Assassinato de pregador muçulmano radical desencadeia violência no Quênia – Por Sébastien Hervieu


Duas igrejas foram saqueadas em Mombaça, no Quênia, após o assassinato de Abud Rogo Mohamed, pregador muçulmano acusado por Washington de arrecadar fundos para os islamitas que lutam na Somália contra as tropas do governo. A cidade abriga o principal porto do Quênia, além de ser um dos mais importantes pontos turísticos do país

Na quarta-feira (29), um grande número de forças de segurança foram destacadas para a visita a Mombaça do presidente queniano, Mwai Kibaki, esperado para a inauguração de um navio militar. Após dois dias de sangrentos tumultos, a situação permanecia tensa na cidade costeira, a segunda maior da principal potência da África Oriental.

Na segunda-feira, o assassinato de um pregador muçulmano extremista, acusado de colaborar com os insurgentes islamitas da Somália, desencadeou uma onda de violência que fez quatro mortos e uma dezena de feridos. Três policiais foram mortos por manifestantes, que na terça-feira jogaram uma granada dentro de um furgão das tropas de choque.

“Jovens dançavam e cantavam ‘a luta não terminou, nós lutaremos por você’, em menção ao líder islamita, e alguns deles atacavam transeuntes com pedradas”, conta uma testemunha, em entrevista por telefone; “outros aproveitavam também a situação de caos para saquear lojas”.

Os policiais tentaram conter, com gás lacrimogênio, as centenas de manifestantes divididos em vários grupos por toda a cidade. Cercada pelo oceano Índico, Mombaça, capital de uma região muito turística, funcionava em câmera lenta, uma vez que muitos habitantes preferiram ficar escondidos o dia inteiro.

Para Emmanuel Kisiangani, pesquisador em Nairóbi para o Instituto de Estudos de Segurança (ISS), esse surto de violência não foi uma surpresa: “A maior parte desses manifestantes são jovens sem emprego, desesperados. Em uma região historicamente marginalizada pelo governo central, eles querem sua fatia do bolo, e esse pregador era o porta-voz deles.”

Várias igrejas foram incendiadas ou saqueadas, atos denunciados por representantes da comunidade cristã. O Quênia possui somente 10% de muçulmanos, aproximadamente, mas estes são maioria no litoral.

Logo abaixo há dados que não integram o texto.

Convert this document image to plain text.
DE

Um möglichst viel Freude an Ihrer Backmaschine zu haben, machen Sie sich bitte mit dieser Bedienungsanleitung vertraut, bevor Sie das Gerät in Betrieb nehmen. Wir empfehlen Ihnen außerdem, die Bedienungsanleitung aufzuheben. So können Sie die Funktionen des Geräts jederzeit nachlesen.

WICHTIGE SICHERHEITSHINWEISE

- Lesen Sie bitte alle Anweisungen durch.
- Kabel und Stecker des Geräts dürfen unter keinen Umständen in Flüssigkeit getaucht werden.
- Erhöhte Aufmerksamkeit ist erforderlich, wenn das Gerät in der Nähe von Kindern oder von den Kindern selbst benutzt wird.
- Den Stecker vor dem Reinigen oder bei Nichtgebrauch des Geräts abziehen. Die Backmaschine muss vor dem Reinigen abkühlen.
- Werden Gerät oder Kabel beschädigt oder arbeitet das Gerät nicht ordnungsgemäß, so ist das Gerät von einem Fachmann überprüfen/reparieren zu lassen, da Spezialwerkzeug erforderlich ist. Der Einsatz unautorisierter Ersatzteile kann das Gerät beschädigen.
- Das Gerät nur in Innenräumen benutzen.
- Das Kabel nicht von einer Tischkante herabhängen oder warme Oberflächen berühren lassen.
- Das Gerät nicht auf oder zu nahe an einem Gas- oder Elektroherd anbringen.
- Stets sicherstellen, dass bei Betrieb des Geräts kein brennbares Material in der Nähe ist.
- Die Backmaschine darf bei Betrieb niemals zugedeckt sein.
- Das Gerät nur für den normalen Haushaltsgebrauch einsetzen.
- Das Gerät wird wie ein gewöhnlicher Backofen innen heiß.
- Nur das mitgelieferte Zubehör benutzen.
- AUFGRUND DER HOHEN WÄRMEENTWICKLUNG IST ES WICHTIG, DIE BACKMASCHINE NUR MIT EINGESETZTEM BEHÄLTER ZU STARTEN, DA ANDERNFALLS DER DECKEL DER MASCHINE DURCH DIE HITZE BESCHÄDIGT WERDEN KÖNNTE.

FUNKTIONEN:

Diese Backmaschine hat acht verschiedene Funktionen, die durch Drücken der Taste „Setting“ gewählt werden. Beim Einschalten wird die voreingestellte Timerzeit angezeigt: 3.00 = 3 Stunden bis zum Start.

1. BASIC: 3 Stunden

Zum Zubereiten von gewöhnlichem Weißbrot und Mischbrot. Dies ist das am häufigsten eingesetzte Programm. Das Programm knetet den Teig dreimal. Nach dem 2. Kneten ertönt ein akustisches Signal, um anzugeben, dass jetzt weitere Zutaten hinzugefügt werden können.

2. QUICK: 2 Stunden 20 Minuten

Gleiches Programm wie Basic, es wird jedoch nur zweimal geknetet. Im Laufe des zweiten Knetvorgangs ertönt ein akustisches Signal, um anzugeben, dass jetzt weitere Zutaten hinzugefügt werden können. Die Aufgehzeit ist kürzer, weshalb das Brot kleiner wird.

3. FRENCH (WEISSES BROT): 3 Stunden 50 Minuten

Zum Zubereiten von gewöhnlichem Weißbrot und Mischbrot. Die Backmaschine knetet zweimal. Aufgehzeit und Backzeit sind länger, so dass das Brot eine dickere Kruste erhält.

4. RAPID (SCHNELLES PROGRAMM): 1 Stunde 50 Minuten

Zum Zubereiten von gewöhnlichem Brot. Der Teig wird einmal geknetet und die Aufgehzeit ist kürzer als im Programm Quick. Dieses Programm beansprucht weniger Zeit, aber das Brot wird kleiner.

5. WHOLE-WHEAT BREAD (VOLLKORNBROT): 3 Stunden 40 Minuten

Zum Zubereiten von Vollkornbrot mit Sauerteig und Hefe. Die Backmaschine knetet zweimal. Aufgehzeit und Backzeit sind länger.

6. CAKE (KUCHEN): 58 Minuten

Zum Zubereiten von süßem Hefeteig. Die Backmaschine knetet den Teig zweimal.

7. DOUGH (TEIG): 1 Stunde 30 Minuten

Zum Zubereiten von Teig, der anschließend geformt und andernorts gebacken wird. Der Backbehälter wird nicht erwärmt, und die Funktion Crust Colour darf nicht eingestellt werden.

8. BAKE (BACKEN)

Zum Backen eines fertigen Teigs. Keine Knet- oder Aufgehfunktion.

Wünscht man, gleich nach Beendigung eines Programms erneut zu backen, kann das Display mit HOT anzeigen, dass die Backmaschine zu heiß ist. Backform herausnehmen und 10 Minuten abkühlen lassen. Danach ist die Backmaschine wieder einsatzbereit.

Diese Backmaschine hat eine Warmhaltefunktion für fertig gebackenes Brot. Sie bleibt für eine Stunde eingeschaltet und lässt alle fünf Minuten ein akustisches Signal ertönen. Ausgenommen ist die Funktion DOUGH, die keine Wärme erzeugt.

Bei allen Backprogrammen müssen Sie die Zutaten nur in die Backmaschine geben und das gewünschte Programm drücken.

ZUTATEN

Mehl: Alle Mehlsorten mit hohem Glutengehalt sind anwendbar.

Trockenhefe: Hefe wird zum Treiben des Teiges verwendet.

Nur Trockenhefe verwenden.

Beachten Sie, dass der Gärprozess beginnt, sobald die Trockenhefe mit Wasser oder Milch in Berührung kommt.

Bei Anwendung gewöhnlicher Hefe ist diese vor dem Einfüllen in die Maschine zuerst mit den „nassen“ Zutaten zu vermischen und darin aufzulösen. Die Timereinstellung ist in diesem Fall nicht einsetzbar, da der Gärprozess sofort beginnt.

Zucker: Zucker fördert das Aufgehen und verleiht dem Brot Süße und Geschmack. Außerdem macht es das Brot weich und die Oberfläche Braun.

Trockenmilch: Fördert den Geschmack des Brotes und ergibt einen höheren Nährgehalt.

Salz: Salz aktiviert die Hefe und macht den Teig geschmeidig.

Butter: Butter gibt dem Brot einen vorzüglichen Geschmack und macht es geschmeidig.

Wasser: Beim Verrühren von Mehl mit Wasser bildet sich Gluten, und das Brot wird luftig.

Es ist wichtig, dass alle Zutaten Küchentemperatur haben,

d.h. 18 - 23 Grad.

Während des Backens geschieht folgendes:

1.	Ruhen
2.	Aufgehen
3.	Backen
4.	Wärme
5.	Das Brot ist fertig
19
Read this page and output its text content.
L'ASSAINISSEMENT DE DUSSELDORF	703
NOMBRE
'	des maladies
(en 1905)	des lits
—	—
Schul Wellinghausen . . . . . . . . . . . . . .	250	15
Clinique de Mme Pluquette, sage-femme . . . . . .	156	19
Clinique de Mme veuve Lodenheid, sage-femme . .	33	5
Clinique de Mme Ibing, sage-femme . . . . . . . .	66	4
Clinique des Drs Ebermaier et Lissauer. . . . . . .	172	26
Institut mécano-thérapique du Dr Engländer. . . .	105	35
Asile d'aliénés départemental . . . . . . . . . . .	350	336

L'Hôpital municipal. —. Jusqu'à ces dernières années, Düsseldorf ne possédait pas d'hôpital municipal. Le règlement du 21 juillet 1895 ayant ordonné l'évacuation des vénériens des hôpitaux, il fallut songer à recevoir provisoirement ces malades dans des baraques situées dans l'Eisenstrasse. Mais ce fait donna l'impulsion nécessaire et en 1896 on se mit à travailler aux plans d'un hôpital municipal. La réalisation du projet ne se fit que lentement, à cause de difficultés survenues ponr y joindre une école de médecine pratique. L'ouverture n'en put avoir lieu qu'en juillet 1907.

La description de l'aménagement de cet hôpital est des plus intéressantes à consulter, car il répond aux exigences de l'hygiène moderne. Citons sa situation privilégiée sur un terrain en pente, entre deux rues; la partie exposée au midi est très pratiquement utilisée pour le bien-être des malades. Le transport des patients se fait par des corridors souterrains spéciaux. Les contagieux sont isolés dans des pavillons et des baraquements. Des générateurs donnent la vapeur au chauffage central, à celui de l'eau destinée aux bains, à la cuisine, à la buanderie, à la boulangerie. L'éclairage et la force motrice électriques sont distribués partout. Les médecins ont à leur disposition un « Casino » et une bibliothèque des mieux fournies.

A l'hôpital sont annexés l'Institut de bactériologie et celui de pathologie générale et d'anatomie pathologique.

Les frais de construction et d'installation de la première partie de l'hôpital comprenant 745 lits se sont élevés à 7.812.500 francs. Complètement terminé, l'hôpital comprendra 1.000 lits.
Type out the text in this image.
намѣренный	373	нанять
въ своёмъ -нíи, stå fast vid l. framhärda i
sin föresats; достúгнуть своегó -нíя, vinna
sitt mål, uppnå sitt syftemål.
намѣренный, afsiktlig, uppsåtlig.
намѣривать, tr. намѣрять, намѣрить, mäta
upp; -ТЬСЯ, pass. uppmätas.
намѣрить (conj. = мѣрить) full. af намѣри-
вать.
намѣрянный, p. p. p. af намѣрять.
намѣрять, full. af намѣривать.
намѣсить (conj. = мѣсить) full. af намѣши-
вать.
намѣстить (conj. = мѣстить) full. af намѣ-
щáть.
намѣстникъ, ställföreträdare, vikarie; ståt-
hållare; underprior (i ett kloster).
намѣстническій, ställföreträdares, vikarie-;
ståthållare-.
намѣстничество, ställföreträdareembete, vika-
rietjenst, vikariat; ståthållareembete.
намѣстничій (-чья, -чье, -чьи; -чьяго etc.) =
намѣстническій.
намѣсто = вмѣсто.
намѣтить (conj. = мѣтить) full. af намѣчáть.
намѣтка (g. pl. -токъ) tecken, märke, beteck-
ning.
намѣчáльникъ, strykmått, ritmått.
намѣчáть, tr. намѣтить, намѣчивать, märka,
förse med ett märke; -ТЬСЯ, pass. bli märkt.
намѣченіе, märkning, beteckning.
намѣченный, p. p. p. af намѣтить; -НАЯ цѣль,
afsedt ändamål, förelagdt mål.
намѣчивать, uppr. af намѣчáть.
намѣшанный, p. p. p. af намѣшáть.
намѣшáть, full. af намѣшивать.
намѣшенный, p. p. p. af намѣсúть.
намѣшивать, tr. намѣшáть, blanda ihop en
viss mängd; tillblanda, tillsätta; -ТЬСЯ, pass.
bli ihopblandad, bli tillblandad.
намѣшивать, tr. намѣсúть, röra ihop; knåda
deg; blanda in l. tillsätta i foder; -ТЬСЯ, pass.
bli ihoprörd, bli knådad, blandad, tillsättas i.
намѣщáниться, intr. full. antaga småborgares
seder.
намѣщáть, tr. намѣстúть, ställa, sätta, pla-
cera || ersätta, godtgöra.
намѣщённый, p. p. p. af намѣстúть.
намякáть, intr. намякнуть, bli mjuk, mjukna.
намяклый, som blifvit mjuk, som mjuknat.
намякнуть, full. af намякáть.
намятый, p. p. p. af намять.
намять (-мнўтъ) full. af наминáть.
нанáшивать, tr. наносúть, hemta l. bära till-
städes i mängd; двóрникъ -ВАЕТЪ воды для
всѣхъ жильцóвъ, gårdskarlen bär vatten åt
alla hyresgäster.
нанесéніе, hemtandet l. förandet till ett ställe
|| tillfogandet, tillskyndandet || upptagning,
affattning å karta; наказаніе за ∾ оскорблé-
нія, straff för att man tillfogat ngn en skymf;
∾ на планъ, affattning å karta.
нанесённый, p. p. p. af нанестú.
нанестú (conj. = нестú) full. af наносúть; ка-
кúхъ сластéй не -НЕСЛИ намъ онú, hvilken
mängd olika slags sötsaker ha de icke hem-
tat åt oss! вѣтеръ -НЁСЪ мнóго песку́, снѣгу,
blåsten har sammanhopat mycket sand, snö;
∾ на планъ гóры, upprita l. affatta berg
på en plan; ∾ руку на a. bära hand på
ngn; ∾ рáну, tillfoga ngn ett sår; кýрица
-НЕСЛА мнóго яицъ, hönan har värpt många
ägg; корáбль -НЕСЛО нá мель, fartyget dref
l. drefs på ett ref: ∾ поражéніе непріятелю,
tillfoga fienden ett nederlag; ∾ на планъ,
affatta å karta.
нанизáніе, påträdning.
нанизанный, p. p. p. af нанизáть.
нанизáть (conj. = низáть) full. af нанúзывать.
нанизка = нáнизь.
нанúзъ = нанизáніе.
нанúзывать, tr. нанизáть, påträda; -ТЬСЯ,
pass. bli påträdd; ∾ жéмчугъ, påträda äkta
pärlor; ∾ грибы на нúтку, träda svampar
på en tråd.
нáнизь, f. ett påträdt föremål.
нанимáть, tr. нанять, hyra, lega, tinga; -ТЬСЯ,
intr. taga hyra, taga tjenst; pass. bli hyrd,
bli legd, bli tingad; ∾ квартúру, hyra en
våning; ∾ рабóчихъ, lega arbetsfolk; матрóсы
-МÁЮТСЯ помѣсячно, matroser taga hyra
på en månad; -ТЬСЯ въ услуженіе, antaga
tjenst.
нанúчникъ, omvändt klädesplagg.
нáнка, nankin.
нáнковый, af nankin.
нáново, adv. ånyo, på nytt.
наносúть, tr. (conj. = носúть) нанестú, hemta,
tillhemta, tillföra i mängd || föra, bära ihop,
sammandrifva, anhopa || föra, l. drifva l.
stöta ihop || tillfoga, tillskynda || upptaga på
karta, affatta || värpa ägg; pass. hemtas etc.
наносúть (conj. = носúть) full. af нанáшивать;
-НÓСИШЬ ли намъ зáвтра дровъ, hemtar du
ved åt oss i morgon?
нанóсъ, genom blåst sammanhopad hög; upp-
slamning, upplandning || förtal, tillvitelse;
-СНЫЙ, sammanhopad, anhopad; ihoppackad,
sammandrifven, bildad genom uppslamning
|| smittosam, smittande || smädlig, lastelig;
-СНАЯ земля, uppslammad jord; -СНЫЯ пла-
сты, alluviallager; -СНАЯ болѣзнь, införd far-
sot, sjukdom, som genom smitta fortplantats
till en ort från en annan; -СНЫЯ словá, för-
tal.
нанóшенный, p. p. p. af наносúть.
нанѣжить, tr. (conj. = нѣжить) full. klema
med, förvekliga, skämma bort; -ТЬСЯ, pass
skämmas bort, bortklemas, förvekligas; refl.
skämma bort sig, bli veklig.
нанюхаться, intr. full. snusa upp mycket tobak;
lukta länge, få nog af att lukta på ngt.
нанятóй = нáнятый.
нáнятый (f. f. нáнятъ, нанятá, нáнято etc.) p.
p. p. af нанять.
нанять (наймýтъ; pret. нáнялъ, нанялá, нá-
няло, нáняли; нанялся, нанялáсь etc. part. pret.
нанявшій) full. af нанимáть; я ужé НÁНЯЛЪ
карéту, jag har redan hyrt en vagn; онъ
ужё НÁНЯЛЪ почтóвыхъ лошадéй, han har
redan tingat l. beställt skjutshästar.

Muitos dignitários muçulmanos culpam “vândalos”, e pediram por calma. Já o grupo rebelde islamita dos shebab (“jovens”), próximo da Al-Qaeda, prega: “Os muçulmanos devem tomar o controle das coisas, se levantar, unidos, diante do infiel, e tomar todas as medidas necessárias para proteger sua religião, sua honra, seus bens e sua vida diante dos inimigos do Islã.”

Suspeito de ter facilitado a organização dos atentados contra as embaixadas americanas de Nairóbi (Quênia) e de Dar es-Salaam (Tanzânia) em 1998, que resultaram em 224 mortes, o pregador assassinado na segunda-feira, Abud Rogo Mohammed, segundo a ONU também usava o Centro Queniano da Juventude Muçulmana (MYC), com sede em Mombaça, “como veículo para radicalizar e recrutar africanos de língua suaíli para depois enviá-los à Somália com o intuito de conduzir atividades violentas” junto aos shebab.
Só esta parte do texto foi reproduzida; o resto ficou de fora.